De N’Djamena à Khartoum

Date de l'épisode : 25/12/2002
Endroit actuel : Khartoum, Soudan
Nombre de jours depuis le départ : 101
Nombre de pays traversés : 15
Derniers pays traversés : Tchad, Soudan
Nombre de kilomètres réalisés : 18.048 km
Commentaires concernant le futur trajet : Direction Ethiopie, Kenya

Le vendredi 13 sera désormais un jour de chance pour nous. En effet, le vendredi 13 décembre à 9h00, on venait nous apporter nos passeports avec à l’intérieur les visas pour le Soudan.

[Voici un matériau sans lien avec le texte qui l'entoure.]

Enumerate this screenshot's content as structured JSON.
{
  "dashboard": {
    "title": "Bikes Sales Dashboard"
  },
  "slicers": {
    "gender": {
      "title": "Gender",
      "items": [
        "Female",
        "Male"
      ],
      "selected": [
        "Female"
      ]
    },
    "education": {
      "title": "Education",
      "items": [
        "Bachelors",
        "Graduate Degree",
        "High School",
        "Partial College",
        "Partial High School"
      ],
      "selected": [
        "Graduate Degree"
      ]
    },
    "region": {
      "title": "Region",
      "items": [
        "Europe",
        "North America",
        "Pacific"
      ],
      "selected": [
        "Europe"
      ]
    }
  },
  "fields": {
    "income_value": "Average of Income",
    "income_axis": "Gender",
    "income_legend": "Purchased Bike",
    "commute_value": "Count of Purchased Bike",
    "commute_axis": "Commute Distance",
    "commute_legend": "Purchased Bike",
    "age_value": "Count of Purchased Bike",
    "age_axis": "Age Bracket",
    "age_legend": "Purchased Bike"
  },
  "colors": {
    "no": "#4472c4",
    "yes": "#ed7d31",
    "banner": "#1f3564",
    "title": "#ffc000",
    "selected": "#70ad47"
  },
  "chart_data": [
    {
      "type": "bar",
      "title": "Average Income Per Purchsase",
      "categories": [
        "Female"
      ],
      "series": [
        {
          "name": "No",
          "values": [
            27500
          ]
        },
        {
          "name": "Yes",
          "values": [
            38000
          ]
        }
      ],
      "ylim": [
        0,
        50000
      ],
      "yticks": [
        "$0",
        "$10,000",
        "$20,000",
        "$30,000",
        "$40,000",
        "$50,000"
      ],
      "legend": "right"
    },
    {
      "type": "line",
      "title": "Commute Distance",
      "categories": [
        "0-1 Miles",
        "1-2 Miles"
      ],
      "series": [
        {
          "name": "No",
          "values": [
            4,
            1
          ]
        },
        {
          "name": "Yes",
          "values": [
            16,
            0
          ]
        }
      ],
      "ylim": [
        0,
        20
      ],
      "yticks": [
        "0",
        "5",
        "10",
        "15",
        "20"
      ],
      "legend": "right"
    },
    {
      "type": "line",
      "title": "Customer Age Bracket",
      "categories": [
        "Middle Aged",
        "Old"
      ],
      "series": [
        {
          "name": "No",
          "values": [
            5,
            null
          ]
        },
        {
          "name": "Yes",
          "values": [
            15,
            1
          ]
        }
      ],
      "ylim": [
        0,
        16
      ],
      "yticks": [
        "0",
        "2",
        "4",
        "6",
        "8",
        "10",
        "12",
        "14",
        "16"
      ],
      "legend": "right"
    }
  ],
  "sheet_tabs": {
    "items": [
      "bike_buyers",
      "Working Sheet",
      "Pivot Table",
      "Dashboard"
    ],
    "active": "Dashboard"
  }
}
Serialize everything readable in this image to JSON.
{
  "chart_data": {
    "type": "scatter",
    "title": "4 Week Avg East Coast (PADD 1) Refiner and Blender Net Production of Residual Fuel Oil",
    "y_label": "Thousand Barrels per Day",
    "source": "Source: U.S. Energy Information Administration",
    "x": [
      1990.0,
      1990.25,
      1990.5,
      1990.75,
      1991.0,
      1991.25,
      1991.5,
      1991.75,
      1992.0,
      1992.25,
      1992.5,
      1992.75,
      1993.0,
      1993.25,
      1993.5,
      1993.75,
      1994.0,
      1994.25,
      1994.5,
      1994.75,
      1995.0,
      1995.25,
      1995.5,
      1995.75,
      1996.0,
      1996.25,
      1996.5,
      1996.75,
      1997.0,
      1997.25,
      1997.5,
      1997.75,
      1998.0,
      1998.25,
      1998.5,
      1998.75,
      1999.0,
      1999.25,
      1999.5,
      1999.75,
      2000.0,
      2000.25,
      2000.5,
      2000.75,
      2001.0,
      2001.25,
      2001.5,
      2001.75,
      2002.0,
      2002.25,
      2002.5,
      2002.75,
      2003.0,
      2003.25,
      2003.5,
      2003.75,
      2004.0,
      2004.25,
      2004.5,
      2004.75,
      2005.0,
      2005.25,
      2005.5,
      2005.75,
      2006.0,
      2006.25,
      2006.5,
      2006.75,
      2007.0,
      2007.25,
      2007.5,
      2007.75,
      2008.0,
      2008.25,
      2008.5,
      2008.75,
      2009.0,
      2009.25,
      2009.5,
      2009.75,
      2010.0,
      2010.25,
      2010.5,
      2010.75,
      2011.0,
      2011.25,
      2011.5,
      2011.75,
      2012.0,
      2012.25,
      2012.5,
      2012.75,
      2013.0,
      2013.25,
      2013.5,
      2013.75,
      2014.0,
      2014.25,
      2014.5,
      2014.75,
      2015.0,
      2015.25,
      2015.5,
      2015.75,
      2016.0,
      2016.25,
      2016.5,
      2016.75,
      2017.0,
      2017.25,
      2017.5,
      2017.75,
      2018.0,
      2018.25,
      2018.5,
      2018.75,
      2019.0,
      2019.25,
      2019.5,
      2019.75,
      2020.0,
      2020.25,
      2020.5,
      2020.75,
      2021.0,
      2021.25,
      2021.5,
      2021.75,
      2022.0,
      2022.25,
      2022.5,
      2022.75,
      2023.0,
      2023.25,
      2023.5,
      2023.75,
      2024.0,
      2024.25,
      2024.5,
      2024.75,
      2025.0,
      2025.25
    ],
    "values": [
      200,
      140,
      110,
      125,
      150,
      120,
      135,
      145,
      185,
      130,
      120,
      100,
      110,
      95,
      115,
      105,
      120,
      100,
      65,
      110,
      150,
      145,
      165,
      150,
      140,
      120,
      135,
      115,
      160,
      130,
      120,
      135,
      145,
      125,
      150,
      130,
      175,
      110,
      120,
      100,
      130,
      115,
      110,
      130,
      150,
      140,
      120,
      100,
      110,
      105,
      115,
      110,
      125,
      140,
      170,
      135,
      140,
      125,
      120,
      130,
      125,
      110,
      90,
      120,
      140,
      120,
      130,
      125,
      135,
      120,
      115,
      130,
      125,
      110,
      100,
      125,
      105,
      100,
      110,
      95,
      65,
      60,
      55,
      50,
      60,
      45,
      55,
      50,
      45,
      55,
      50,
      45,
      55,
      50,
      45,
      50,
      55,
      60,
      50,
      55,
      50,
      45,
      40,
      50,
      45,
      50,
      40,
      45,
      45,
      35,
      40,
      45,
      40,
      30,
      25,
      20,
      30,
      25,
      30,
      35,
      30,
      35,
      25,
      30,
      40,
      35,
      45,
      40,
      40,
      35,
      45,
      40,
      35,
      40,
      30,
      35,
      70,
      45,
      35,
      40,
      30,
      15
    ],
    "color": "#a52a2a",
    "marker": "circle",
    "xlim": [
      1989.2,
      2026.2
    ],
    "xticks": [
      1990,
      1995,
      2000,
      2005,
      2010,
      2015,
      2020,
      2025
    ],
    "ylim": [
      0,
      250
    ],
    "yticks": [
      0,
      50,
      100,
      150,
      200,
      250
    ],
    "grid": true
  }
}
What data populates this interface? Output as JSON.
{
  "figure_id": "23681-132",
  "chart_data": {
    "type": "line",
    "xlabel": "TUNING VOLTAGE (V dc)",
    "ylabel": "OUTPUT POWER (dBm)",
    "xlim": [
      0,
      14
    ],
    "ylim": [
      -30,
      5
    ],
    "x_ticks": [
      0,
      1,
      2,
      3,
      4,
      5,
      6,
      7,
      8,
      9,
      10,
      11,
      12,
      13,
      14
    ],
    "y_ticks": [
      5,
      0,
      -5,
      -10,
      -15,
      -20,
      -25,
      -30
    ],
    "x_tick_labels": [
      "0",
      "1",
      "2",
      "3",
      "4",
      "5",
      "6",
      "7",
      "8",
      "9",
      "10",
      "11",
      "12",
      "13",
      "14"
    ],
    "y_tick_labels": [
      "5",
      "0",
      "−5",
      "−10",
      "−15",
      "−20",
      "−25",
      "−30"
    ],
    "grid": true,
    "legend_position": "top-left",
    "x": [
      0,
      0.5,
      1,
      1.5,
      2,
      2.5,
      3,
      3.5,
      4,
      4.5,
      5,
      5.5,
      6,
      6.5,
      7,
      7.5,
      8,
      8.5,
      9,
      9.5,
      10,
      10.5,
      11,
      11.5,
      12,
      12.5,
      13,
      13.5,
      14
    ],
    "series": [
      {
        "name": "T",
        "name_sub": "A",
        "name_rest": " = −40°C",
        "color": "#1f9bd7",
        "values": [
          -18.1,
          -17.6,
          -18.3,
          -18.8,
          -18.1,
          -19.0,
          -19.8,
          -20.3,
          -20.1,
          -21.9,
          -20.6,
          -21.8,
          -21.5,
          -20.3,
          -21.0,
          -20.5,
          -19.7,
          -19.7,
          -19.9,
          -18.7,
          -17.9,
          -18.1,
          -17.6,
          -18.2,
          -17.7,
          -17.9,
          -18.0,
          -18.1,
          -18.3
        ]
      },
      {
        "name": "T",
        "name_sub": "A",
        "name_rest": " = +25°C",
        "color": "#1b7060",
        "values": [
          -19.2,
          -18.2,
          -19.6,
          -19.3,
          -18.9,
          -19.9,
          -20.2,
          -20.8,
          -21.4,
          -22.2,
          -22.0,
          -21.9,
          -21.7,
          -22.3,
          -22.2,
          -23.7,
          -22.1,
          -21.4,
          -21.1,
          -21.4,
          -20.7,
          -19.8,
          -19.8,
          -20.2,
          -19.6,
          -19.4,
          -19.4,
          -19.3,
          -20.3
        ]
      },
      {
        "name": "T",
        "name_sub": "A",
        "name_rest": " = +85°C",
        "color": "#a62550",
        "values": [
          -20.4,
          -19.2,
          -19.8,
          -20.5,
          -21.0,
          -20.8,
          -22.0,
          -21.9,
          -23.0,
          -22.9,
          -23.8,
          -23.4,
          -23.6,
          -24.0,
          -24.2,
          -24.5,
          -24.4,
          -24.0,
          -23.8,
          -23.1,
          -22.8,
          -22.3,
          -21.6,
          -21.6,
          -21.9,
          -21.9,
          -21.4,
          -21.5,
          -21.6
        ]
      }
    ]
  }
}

Le tour était joué, nous pouvions donc mettre notre Land Rover en route pour filer vers l’est avec comme objectif d’arriver à Khartoum au plus tard pour Noël.
Nos visas en poche, nous faisons les dernières inspections (filtre à air, niveaux d’eau et d’huile) et préparatifs (derniers achats de nourriture, cigarettes, etc.) et on quitte le camping du Novotel de N’Djaména après ces trois semaines interminables.

La traversée du Tchad et du Soudan restera un des tous grands moments de notre voyage. Les routes empruntées, les paysages traversés et la gentillesse du peuple soudanais ont fait de ces onze jours, une expérience inoubliable.

Notre périple de 11 jours a été le suivant. Ceci permettra a chacun de se remémorer sa géographie du Tchad et du Soudan que nous avons tous oubliée ou plutôt jamais étudiée:
• Jour 1 = 13/12 : N’Djamena (capitale du Tchad) - camping sauvage entre Ngoura et Moito
• Jour 2 = 14/12 : Ngoura/ Moito – camping sauvage après Mangalme
• Jour 3 = 15/12 : Mangalme – camping ONG Abeche
• Jour 4 = 16/12 : Abeche – camping poste douane El geineina (Soudan)
• Jour 5 = 17/12 : El Geineina – camping sauvage avant Zalingei
• Jour 6 = 18/12 : Zalingei – camping sauvage après Nyala
• Jour 7 = 19/12 : Nyala – camping sauvage après Ed Da’ein
• Jour 8 = 20/12 : Ed Da’ein – camping sauvage avant El Odaiya
• Jour 9 = 21/12 : El Odayia – camping sauvage après En Nahud
• Jour 10 = 22/12 : En Nahud – camping sauvage apres Kosti
• Jour 11 = 23/12 : Kosti – Khartoum (capitale du Soudan)

Tout d’abord, la route. Il s’agit de la seule voie possible afin de traverser l’Afrique de l’ouest vers l’est et inversement. Les pays alentours (Lybie, Centrafrique, Congo) n’étant pas du tout recommandés. Et c’est en empruntant cet axe que l’on se rend compte qu’il ne doit pas y avoir beaucoup d’échanges terrestres entre l’est et l’ouest.
Nous avons eu tous types de route : de la splendide route en macadam au chemin seulement accessible à des voitures 4x4 ou des camions.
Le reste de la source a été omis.